Transporte Público quer atrair mais passageiros na Região Metropolitana de Curitiba
Publicado em: 1 de fevereiro de 2016

Ônibus da Região Metropolitana de Curitiba. Transportes públicos com mais eficiência e menor custo para a população podem reduzir os congestionamentos e a poluição nas cidades
Passagens com valor acessível, eficiência e pontualidade são os principais caminhos para que mais pessoas deixem o carro em casa.
ADAMO BAZANI
Um dos grandes desafios para as cidades é o combate à poluição e a diminuição dos congestionamentos, que causam grandes prejuízos financeiros e reduzem a qualidade de vida.
Para isso, estimular o transporte coletivo é fundamental. Um ônibus comum transporta em média 70 passageiros, o que poderia substituir de uma só vez mais de 35 carros de passeio, levando em conta que a taxa de ocupação de um carro é duas pessoas apenas. Um ônibus biarticulado pode retirar até 125 carros.
No entanto, o que se vê na prática é o oposto desta meta. Mais pessoas estão se deslocando pelo transporte individual.

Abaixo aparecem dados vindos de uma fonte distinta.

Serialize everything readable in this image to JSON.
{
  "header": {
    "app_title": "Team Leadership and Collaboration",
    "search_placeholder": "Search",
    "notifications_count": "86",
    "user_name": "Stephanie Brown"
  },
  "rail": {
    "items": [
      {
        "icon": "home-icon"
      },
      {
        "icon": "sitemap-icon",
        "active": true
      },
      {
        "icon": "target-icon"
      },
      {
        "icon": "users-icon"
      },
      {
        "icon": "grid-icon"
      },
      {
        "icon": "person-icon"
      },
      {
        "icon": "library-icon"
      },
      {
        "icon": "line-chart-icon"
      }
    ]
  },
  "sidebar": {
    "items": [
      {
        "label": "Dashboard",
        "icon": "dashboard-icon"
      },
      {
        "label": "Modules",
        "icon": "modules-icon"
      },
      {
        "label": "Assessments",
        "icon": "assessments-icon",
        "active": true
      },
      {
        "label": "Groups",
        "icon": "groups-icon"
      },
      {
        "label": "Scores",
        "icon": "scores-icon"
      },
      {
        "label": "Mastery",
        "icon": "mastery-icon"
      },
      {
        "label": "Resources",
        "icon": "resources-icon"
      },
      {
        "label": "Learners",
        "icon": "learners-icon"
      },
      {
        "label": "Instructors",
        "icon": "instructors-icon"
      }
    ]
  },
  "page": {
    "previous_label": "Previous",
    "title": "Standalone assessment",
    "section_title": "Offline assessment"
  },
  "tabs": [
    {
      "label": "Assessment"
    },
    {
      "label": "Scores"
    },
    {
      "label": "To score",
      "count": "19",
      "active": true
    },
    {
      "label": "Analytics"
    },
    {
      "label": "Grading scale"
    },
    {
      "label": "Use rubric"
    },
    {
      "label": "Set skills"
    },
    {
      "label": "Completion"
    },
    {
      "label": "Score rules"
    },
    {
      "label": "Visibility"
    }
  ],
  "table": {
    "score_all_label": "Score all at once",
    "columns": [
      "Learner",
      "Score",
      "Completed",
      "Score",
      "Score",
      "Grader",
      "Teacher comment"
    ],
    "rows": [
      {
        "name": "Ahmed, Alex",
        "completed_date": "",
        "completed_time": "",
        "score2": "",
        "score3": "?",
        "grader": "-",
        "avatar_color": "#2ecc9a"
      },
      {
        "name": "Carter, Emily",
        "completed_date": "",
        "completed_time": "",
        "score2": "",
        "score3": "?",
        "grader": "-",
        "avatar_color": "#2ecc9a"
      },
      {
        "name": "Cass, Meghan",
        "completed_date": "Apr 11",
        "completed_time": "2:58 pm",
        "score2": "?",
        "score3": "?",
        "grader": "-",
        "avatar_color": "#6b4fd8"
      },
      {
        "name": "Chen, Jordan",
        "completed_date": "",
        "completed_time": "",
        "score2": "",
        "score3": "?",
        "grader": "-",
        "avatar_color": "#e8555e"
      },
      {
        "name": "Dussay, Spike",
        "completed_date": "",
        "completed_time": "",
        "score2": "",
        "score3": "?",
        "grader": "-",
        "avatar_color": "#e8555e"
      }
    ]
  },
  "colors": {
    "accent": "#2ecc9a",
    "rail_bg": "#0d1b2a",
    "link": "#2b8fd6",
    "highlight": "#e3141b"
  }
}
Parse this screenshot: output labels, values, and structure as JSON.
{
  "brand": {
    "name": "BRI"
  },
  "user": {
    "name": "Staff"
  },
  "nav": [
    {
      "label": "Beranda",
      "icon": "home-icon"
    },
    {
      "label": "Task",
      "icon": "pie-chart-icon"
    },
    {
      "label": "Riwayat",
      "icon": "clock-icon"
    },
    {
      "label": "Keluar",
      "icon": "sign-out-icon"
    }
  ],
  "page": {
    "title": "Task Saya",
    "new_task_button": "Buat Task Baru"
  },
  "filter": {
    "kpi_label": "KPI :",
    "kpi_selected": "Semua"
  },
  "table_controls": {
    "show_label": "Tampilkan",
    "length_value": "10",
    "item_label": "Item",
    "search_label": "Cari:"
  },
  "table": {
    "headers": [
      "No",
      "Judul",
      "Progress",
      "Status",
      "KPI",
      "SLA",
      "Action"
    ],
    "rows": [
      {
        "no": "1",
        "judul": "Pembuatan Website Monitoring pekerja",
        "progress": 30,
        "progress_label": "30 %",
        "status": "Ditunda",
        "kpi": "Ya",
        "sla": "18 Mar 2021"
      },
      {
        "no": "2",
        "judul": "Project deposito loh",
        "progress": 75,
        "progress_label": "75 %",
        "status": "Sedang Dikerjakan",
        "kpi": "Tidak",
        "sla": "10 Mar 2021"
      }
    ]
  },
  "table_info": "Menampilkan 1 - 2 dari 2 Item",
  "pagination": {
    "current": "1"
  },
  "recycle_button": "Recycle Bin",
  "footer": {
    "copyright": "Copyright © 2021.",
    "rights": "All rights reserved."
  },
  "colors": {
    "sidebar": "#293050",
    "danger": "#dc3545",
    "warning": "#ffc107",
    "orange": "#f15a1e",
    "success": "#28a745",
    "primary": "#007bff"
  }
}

Com a Região Metropolitana de Curitiba não é diferente e o desafio é grande.
A região tem hoje um automóvel para cada dois moradores e uma frota de 2,4 milhões de veículos. Nos últimos dez anos houve um crescimento de 88% no número de veículos da região, gerando problemas para as cidades como menor fluidez no tráfego e mais congestionamentos. O reflexo desta realidade é a queda no número de passageiros no transporte público. Em 2013, foram 560 mil passageiros por dia a menos que em 2012 na Região Metropolitana de Curitiba.
A solução para que este quadro seja revertido deve vir de um conjunto de ações articuladas entre poder público, empresas de ônibus e população para que o serviço de transportes seja barato, eficiente, pontual e confortável.
“Isso se consegue com um equilíbrio entre o poder público, as empresas de ônibus e os usuários. Esse equilíbrio surge de uma tarifação que cubra os custos de operação do sistema e esteja dentro da possibilidade de pagamento dos usuários, com a necessidade ou não de subsídios”, defendeu o presidente da Associação Metrocard, entidade que gerencia a bilhetagem do transporte em 18 cidades da RMC, Lessandro Zem, à repórter Adriana Brum.
O presidente da Coordenação da Região Metropolitana de Curitiba – Comec, Omar Akel, diz que o órgão busca a melhoria do sistema, o que consequentemente pode tornar o transporte público mais atraente.
“Trabalhamos em parceria com a Metrocard na instalação da bilhetagem eletrônica, no controle da frota por GPS, na modernização tecnológica do sistema. Também discutimos a racionalização de itinerários, a identificação de corredores viários onde possam ser criadas faixas exclusivas de transporte”. Além disso, um plano de mobilidade para a Região Metropolitana está sendo elaborado para a criação de grandes eixos de transporte metropolitano. “Percebemos demandas por rotas que não necessariamente passam por Curitiba e que permitem agilizar o deslocamento das pessoas”, diz Akel.